Hermann Bellinghausen: Desbarranque (barranca de Metztitlán)

T
upido el silencio que baja pedregoso y transparente al núcleo mismo de la soledad ardiente, el vacío lleno de espinas, riscos y barrancas estremecedoras que en la eternidad telúrica fueron las estremecidas, cuando no había nada que estremecer además de rocas, ni siquiera víboras.
Intoxicado en mal aceite, nauseoso y moribundo, hizo por mí el descenso un volante circular como los lentes del ojo, como las ruedas al pie de la loma, del Sol ahora y la Luna luego en su órbita asimétrica con rasgos de loca incrustados en el cantil.
El manantial que perdimos, la cañada que confundió nuestros vértigos, el silencio que aúna el silencio al silencio se instaló de plano… lo único plano en la flagrante zona de apedreo, si es que subes, si es que bajas, si es que sabes dónde te hallas.
Apostaste todo por el papel y hoy escribes en el aire. Aquí podrías dibujar, si supieras, un rosario de espinas. La barranca te enerva y arrebola aunque desfallezcas. No te previenes. No te prevengas.
Desierto calcinado. Ya pasó el incendio hace millones de años, desde entonces un tenso ejército de cactos monta guardia, esperando, firme, las órdenes del Universo.
No esperes sombra. No la hay en cien kilómetros a la redonda, a menos que se te cruce una cueva negra. Árboles en algunos recodos. Mezquites sólo. Todo vive, aunque nada lo parezca. De mineral verdean las vetas de la ladera, las capas tectónicas de olvidadas pesadillas cósmicas.

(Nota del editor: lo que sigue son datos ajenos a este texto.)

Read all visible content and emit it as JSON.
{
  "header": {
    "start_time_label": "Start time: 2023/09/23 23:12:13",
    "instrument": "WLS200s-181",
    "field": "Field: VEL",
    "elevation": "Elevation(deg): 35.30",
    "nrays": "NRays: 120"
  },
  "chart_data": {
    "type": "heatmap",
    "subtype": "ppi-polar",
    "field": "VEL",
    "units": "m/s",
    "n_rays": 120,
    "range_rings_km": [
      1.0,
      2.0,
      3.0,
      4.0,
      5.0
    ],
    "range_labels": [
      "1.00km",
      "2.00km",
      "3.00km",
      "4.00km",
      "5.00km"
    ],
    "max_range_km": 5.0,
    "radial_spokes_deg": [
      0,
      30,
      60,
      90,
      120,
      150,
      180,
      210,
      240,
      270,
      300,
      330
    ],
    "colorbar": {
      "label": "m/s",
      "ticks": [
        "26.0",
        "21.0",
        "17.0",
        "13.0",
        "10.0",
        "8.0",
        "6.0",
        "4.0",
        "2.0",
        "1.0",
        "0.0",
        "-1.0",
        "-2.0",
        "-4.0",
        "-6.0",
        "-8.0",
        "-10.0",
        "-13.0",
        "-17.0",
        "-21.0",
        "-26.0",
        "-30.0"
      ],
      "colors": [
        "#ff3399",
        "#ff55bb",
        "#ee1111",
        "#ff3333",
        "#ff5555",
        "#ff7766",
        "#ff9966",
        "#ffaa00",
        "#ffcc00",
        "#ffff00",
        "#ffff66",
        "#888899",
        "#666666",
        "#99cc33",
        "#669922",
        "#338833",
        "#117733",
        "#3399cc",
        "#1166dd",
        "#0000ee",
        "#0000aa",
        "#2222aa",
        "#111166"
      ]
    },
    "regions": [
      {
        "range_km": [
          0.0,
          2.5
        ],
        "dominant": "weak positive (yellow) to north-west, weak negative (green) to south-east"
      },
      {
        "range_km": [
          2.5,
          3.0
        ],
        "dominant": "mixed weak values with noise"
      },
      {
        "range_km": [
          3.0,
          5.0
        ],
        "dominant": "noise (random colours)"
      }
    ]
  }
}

A estas alturas nadie en el difuso mundo de los seres asoma a la roca ardiente del día, ni iguana, ni araña, ni cacomixtle, apenas golondrinas pasajeras y águilas que no se acercan.
Ni yo parezco vivo, y ya ves. Las cenizas también emiten luz, por antiguas y duras que sean. De mineral enrojecen las piedras negras.
Existe la misericordia de la brisa, por suerte, pero es tacaña, las barrancas secas no le costean. Las visita porque la relaja, le quita la presión excesiva de su padre el viento. En las barrancas soplar es fácil. Nada lo impide. En un golpe de calor, el Sol no se respira. Aléjate de los cardos, que no te engañen sus flores blancas, no son blancas, son espinas que están en los huesos.
La grava y el polvo de la brecha me adhieren al mundo, en sus curvas espantosas dan sentido al delirio de malestar y lo maravillan, sonriente. No hay jaqueca que venza el impacto de una tierra primordial, intacta a pesar de los siglos, justo cuando empiezo a recorrer mi vida como dicen que hacen los moribundos, los que caen al vacío, los que tropiezan de pronto con la pelona.
El calorón todo lo convierte en roca. La noche congelará los guijarros. Biznaga a biznaga la circunferencia se conserva, aunque espinada, contra un paisaje de hachas afiladas y gigantescas hojas de tijera cósmica.
Un pie en la enfermería y otro en la próxima Odisea del espacio, llevo a cuestas a quienes me llevarán a cuestas cuando salgamos de este trampa interminable y portentosa, apta sólo para las liebres.
Sola la noche admitirá entonces bichos y bestias de tierra y aire, topos y búhos, murciélagos y camaleones, gusanos duros como el barro, moscos sedientos sin remedio. Cuando fosforecen calaveras en las rocas y las constelaciones tienen permiso de asomarse a la frescura. No que de día el resplandor abrasa, no deja intacto ningún recuerdo. La gravedad láctea de las piedras azulea los pliegues de la sierra y las calvas de los nopales, más solos que la una, más secos que mi boca estropajosa, hirsutos como la soga de una horca.
Muerto llegué a los vergeles del valle y me entregué al desmayo de mis fuerzas restantes, que en el matorral se confunden con un abismo de piedras desmoronadas.